Conservatives Hold Austria, Seek Partners

(CN) — Sebastian Kurz, Austria’s young conservative leader whose first government was brought down by a video scandal involving his far-right coalition partners, easily won a parliamentary vote on Sunday, and now faces a politically risky decision over whom to choose to form a new government.

Former Austrian chancellor and top candidate of the Austrian People’s Party, OEVP, Sebastian Kurz waves to his supporters in Vienna, Austria, on Sunday. (AP Photo/Matthias Schrader)

The tricky part comes next: Kurz will have to decide whether to turn to the left to form a new government, or take his chances again with the far-right Freedom Party.

Kurz formed a coalition government with the Freedom Party in late 2017. That government took a low tax, pro-business, nationalist and anti-immigration stance.

His decision to bring a far-right party into government was viewed with skepticism. The coalition fell apart after the Freedom Party’s leader, Heinz-Christian Strache, was caught on video attempting to trade government contracts for campaign support from a woman posing as the niece of a Russian oligarch.

On Sunday, Austrian voters gave Kurz their blessing while punishing the Freedom Party. Kurz and his center-right People’s Party won 37% of the vote, a better-than-expected result. The Freedom Party’s vote tally dropped by about 10 percentage points to 16%.

The next biggest group in the new parliament is the center-left Social Democrats, who picked up 22% of the vote. But that was their worst result since World War II and reflects a trend across Europe where Social Democratic parties have suffered losses in recent elections as voters turned against establishment parties.

On the left, it was the Greens who were the big winners. They picked up about 14% of the vote, an increase of about 10 points over the previous elections in 2017. Rising concern over climate change among Austrian voters drove support for the Greens.

Kurz has not said who he would prefer to govern with.

The Freedom Party’s new leader, Norbert Hofer, said he believes it’s best to be in opposition while the party rebuilds after the scandal.

“A party needs to learn from the mistakes of the past and rebuild itself,” he said, according to Deutsche Welle, a German news broadcaster.

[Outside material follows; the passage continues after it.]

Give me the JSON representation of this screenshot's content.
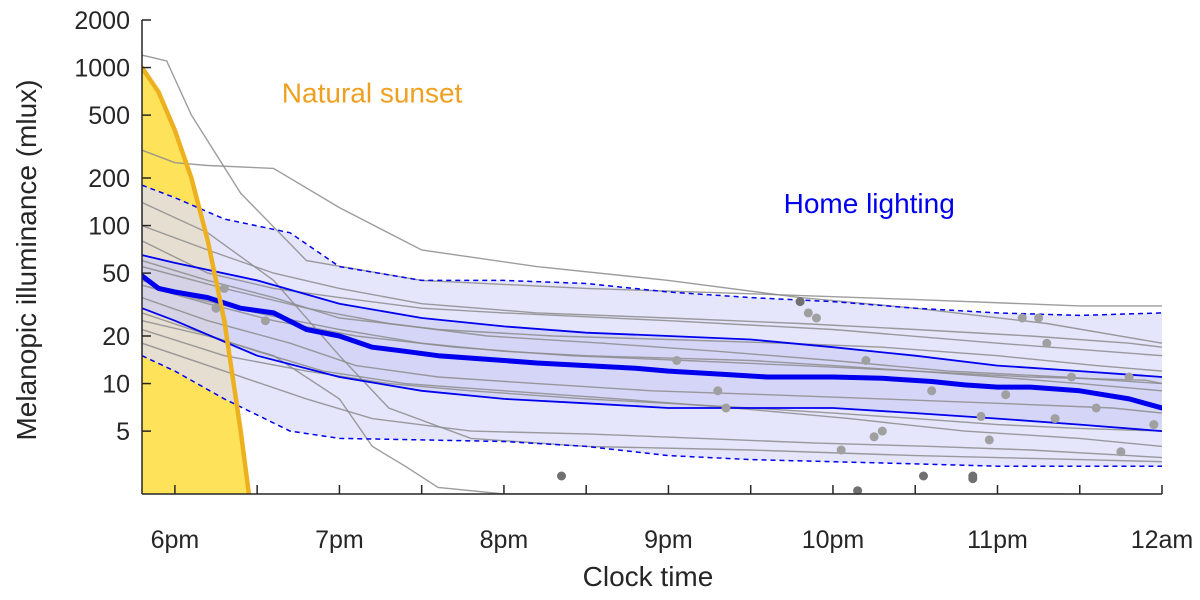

The leader of the Greens, Werner Kogler, told reporters that the People’s Party would need to “change radically” its position on climate change and poverty before he would consider entering a coalition with Kurz.

It is possible that Austria will return to an old formula: a coalition between the People’s Party and the Social Democrats. Since World War II, Austria has been governed by one of these two major parties, and they governed together for 44 years. Kurz broke off that arrangement in 2017.

(Courthouse News reporter Cain Burdeau is based in the European Union.)